The other permit, Permit 15-86, allowed for the hydraulic dredging of about 40,000 cubic yards of material with upland disposal on site for the creation of a boat basin.

Twin Bridge originally obtained three building permits, but changed its plans soon after issuance and decided to build two larger buildings instead of the three buildings. The County amended the first two building permits to reflect these changes.

The Board made its decision on July 17, 2002. At that time, the Court of Appeals had ruled in Samuel’s Furniture, Inc. v. Department of Ecology, 105 Wn. App. 278, 19 P.3d 474 (2001), hut the Washington Supreme Court had not issued its Samuel’s Furniture decision reversing the Court of Appeals. Under the Court of Appeals decision, Ecology would not have been required to make a LUPA challenge.

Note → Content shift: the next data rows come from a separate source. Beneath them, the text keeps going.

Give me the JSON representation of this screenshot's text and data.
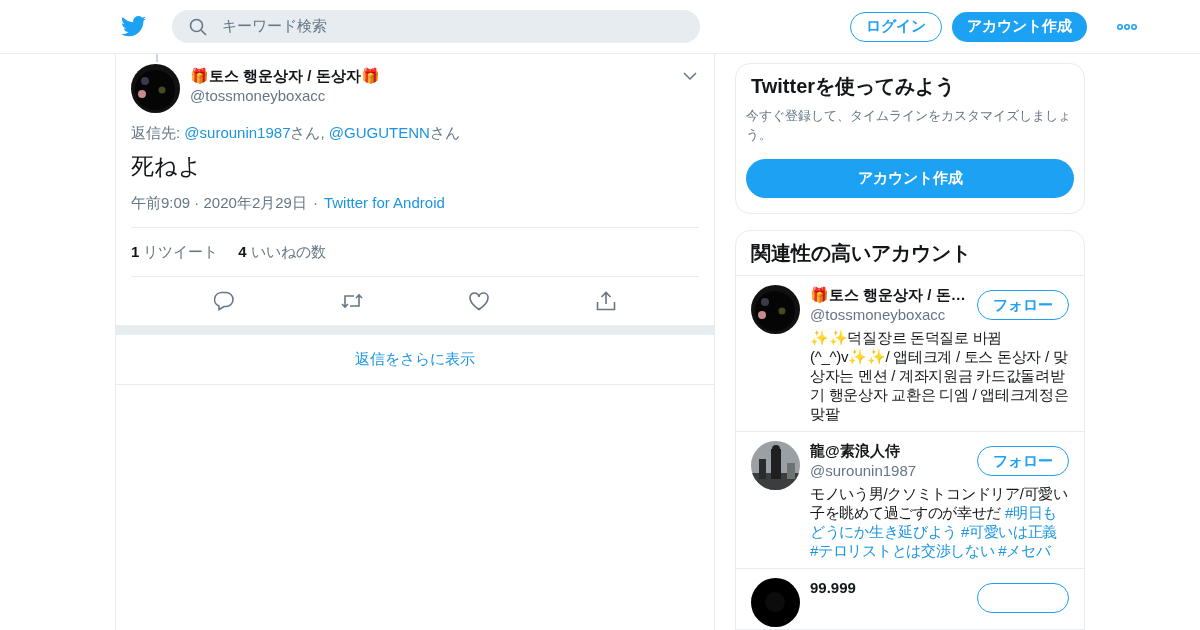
{
  "header": {
    "search_placeholder": "キーワード検索",
    "login": "ログイン",
    "signup": "アカウント作成"
  },
  "tweet": {
    "name": "🎁토스 행운상자 / 돈상자🎁",
    "handle": "@tossmoneyboxacc",
    "reply_to": [
      {
        "kind": "text",
        "text": "返信先: "
      },
      {
        "kind": "link",
        "text": "@surounin1987"
      },
      {
        "kind": "text",
        "text": "さん, "
      },
      {
        "kind": "link",
        "text": "@GUGUTENN"
      },
      {
        "kind": "text",
        "text": "さん"
      }
    ],
    "text": "死ねよ",
    "time": "午前9:09 · 2020年2月29日",
    "separator": "·",
    "source": "Twitter for Android",
    "stats": [
      {
        "count": "1",
        "label": "リツイート"
      },
      {
        "count": "4",
        "label": "いいねの数"
      }
    ]
  },
  "more_replies": "返信をさらに表示",
  "signup_card": {
    "title": "Twitterを使ってみよう",
    "text": "今すぐ登録して、タイムラインをカスタマイズしましょう。",
    "button": "アカウント作成"
  },
  "related": {
    "title": "関連性の高いアカウント",
    "accounts": [
      {
        "name": "🎁토스 행운상자 / 돈…",
        "handle": "@tossmoneyboxacc",
        "follow": "フォロー",
        "bio": [
          {
            "kind": "text",
            "text": "✨✨덕질장르 돈덕질로 바뀜(^_^)v✨✨/ 앱테크계 / 토스 돈상자 / 맞상자는 멘션 / 계좌지원금 카드값돌려받기 행운상자 교환은 디엠 / 앱테크계정은 맞팔"
          }
        ]
      },
      {
        "name": "龍@素浪人侍",
        "handle": "@surounin1987",
        "follow": "フォロー",
        "bio": [
          {
            "kind": "text",
            "text": "モノいう男/クソミトコンドリア/可愛い子を眺めて過ごすのが幸せだ "
          },
          {
            "kind": "tag",
            "text": "#明日もどうにか生き延びよう"
          },
          {
            "kind": "tag",
            "text": "#可愛いは正義"
          },
          {
            "kind": "tag",
            "text": "#テロリストとは交渉しない"
          },
          {
            "kind": "tag",
            "text": "#メセバ"
          }
        ]
      },
      {
        "name": "99.999"
      }
    ]
  }
}
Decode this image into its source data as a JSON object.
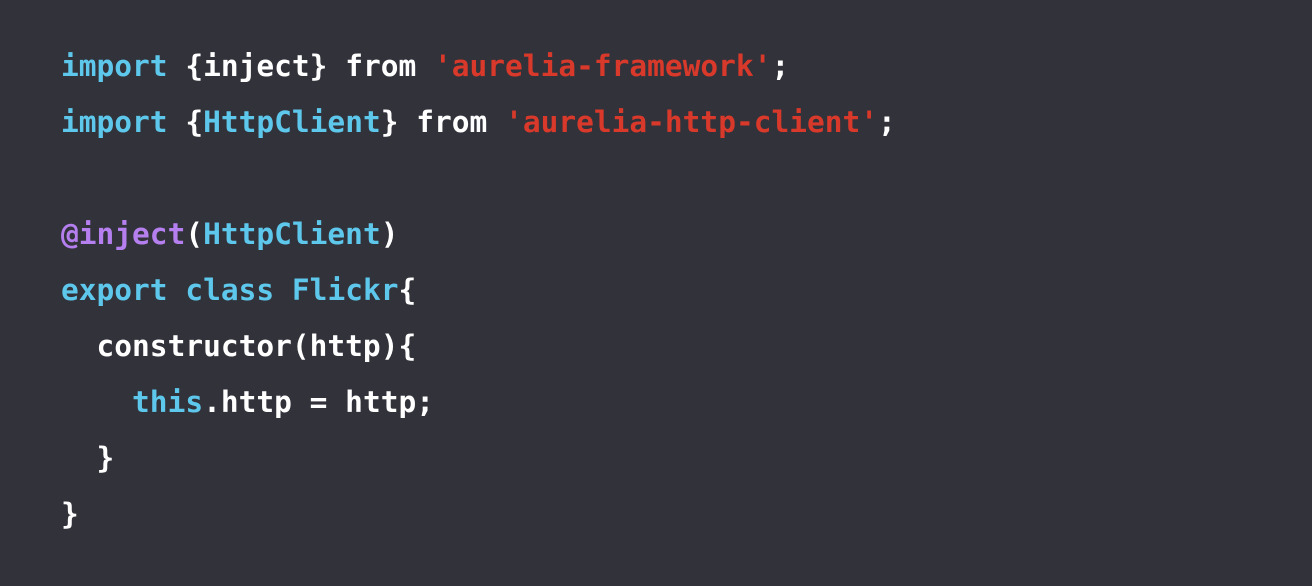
{
  "colors": {
    "background": "#31323a",
    "plain": "#ffffff",
    "keyword": "#5ec8ec",
    "string": "#d9392a",
    "decorator": "#b67fef",
    "type": "#5ec8ec"
  },
  "code": {
    "lines": [
      [
        {
          "t": "import",
          "k": "keyword"
        },
        {
          "t": " {inject} ",
          "k": "plain"
        },
        {
          "t": "from",
          "k": "plain"
        },
        {
          "t": " ",
          "k": "plain"
        },
        {
          "t": "'aurelia-framework'",
          "k": "string"
        },
        {
          "t": ";",
          "k": "plain"
        }
      ],
      [
        {
          "t": "import",
          "k": "keyword"
        },
        {
          "t": " {",
          "k": "plain"
        },
        {
          "t": "HttpClient",
          "k": "type"
        },
        {
          "t": "} ",
          "k": "plain"
        },
        {
          "t": "from",
          "k": "plain"
        },
        {
          "t": " ",
          "k": "plain"
        },
        {
          "t": "'aurelia-http-client'",
          "k": "string"
        },
        {
          "t": ";",
          "k": "plain"
        }
      ],
      [],
      [
        {
          "t": "@inject",
          "k": "decorator"
        },
        {
          "t": "(",
          "k": "plain"
        },
        {
          "t": "HttpClient",
          "k": "type"
        },
        {
          "t": ")",
          "k": "plain"
        }
      ],
      [
        {
          "t": "export",
          "k": "keyword"
        },
        {
          "t": " ",
          "k": "plain"
        },
        {
          "t": "class",
          "k": "keyword"
        },
        {
          "t": " ",
          "k": "plain"
        },
        {
          "t": "Flickr",
          "k": "type"
        },
        {
          "t": "{",
          "k": "plain"
        }
      ],
      [
        {
          "t": "  constructor(http){",
          "k": "plain"
        }
      ],
      [
        {
          "t": "    ",
          "k": "plain"
        },
        {
          "t": "this",
          "k": "keyword"
        },
        {
          "t": ".http = http;",
          "k": "plain"
        }
      ],
      [
        {
          "t": "  }",
          "k": "plain"
        }
      ],
      [
        {
          "t": "}",
          "k": "plain"
        }
      ]
    ]
  }
}
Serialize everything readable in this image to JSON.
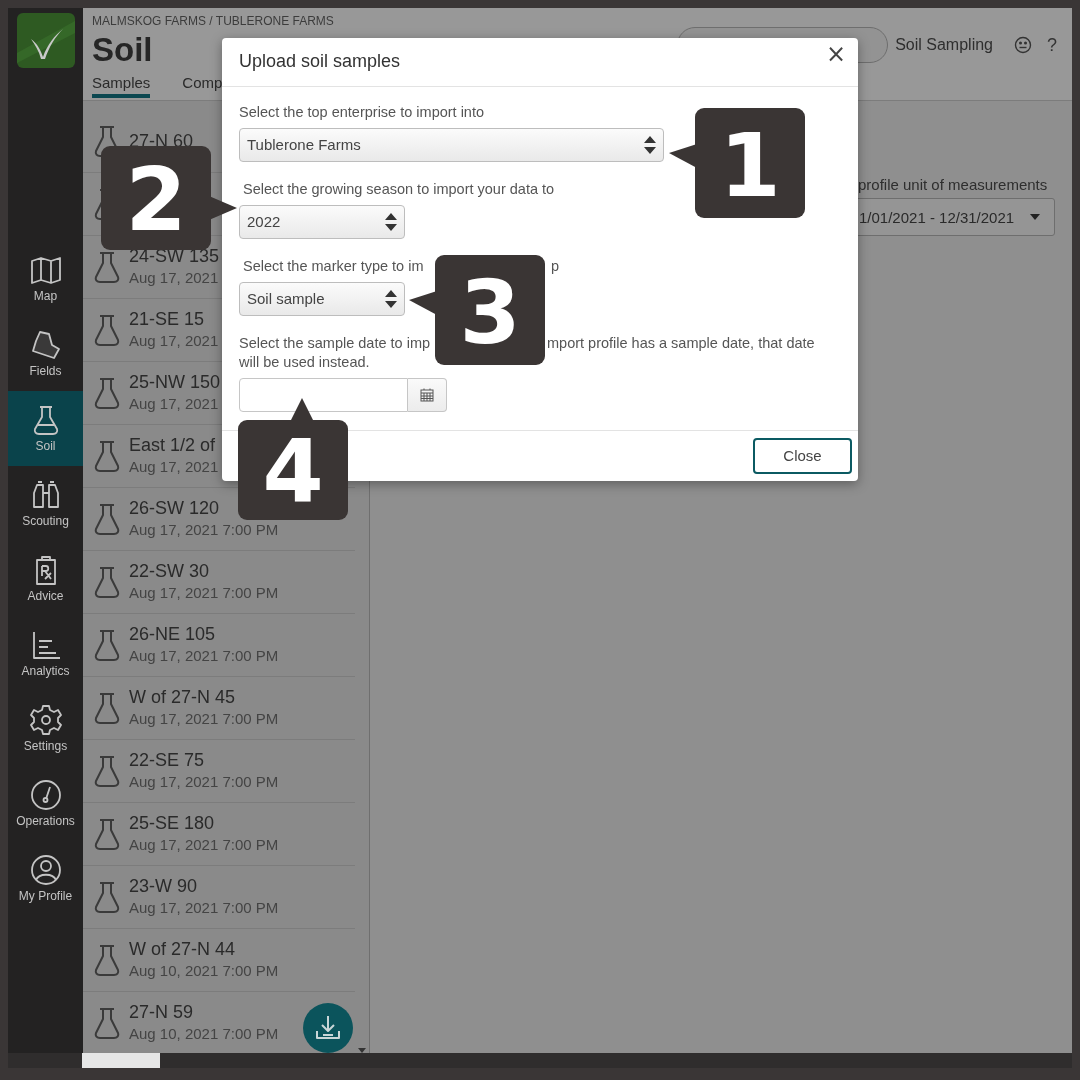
{
  "breadcrumb": "MALMSKOG FARMS / TUBLERONE FARMS",
  "page_title": "Soil",
  "tabs": [
    {
      "label": "Samples",
      "selected": true
    },
    {
      "label": "Comp",
      "selected": false
    }
  ],
  "header_link": "Soil Sampling",
  "help": "?",
  "nav": [
    {
      "kind": "map",
      "label": "Map",
      "selected": false
    },
    {
      "kind": "fields",
      "label": "Fields",
      "selected": false
    },
    {
      "kind": "soil",
      "label": "Soil",
      "selected": true
    },
    {
      "kind": "scouting",
      "label": "Scouting",
      "selected": false
    },
    {
      "kind": "advice",
      "label": "Advice",
      "selected": false
    },
    {
      "kind": "analytics",
      "label": "Analytics",
      "selected": false
    },
    {
      "kind": "settings",
      "label": "Settings",
      "selected": false
    },
    {
      "kind": "operations",
      "label": "Operations",
      "selected": false
    },
    {
      "kind": "profile",
      "label": "My Profile",
      "selected": false
    }
  ],
  "samples": [
    {
      "kind": "sample",
      "title": "27-N 60"
    },
    {
      "kind": "covered"
    },
    {
      "kind": "sample",
      "title": "24-SW 135",
      "date": "Aug 17, 2021"
    },
    {
      "kind": "sample",
      "title": "21-SE 15",
      "date": "Aug 17, 2021"
    },
    {
      "kind": "sample",
      "title": "25-NW 150",
      "date": "Aug 17, 2021"
    },
    {
      "kind": "sample",
      "title": "East 1/2 of",
      "date": "Aug 17, 2021"
    },
    {
      "kind": "sample",
      "title": "26-SW 120",
      "date": "Aug 17, 2021 7:00 PM"
    },
    {
      "kind": "sample",
      "title": "22-SW 30",
      "date": "Aug 17, 2021 7:00 PM"
    },
    {
      "kind": "sample",
      "title": "26-NE 105",
      "date": "Aug 17, 2021 7:00 PM"
    },
    {
      "kind": "sample",
      "title": "W of 27-N 45",
      "date": "Aug 17, 2021 7:00 PM"
    },
    {
      "kind": "sample",
      "title": "22-SE 75",
      "date": "Aug 17, 2021 7:00 PM"
    },
    {
      "kind": "sample",
      "title": "25-SE 180",
      "date": "Aug 17, 2021 7:00 PM"
    },
    {
      "kind": "sample",
      "title": "23-W 90",
      "date": "Aug 17, 2021 7:00 PM"
    },
    {
      "kind": "sample",
      "title": "W of 27-N 44",
      "date": "Aug 10, 2021 7:00 PM"
    },
    {
      "kind": "sample",
      "title": "27-N 59",
      "date": "Aug 10, 2021 7:00 PM"
    }
  ],
  "main": {
    "label": "profile unit of measurements",
    "date_range": "1/01/2021 - 12/31/2021"
  },
  "dialog": {
    "title": "Upload soil samples",
    "close": "×",
    "fields": [
      {
        "kind": "select",
        "label": "Select the top enterprise to import into",
        "value": "Tublerone Farms"
      },
      {
        "kind": "select",
        "label": "Select the growing season to import your data to",
        "value": "2022"
      },
      {
        "kind": "select",
        "label": "Select the marker type to im",
        "label_after": "p",
        "value": "Soil sample"
      },
      {
        "kind": "date",
        "label": "Select the sample date to imp",
        "label_after": "mport profile has a sample date, that date",
        "label_line2": "will be used instead."
      }
    ],
    "buttons": [
      "Close"
    ]
  },
  "callouts": [
    "1",
    "2",
    "3",
    "4"
  ]
}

In the meantime, the County issued a shoreline substantial development permit. The project is now completed and approved, and the only outstanding issues are the penalties assessed by Ecology and appealed by Twin Bridge.

In reviewing an administrative decision, an appellate court stands in the same position as the Superior Court. Wenatchee Sportsmen Ass’n v. Chelan County, 141 Wn.2d 169, 176, 4 P.3d 123 (2000). An appellate court reviews the agency’s factual findings under the substantial evidence standard and conclusions of law de novo. Wenatchee Sportsmen, 141 Wn.2d at 176.

The dissent attempts to distinguish Samuel’s Furniture by reasoning that because Ecology had to approve the conditional use permits, it had the authority to enforce them according to its own interpretation of their scope. This approach, however, ignores the issue — Ecology is telling the developer that the conditional use permits do not authorize the proposed development and that they must obtain a new substantial development permit and the permitting authority (Skagit County) is telling the developer that a new substantial development permit is unnecessary. These contradictory positions create the same problems articulated by the Supreme Court in Samuel’s Furniture.

Ecology contends that it has explicit authority to impose penalties under RCW 90.58.210(2), (3), that nothing in the SMA suggests that Ecology must file a LUPA petition to challenge a building permit and that the legislature did not intend to amend the SMA when it enacted LUPA. But Samuel’s Furniture indicates that Ecology does not have the broad independent oversight role that it believed it had. We are sympathetic to the responsibility of Ecology to act “in a supportive and review capacity with an emphasis on providing assistance to local government and on insuring compliance with the policy and provisions of this chapter.” RCW 90.58.050. But in light of Samuel’s Furniture, it may be necessary for Ecology to seek legislative changes so that it might have greater oversight authority.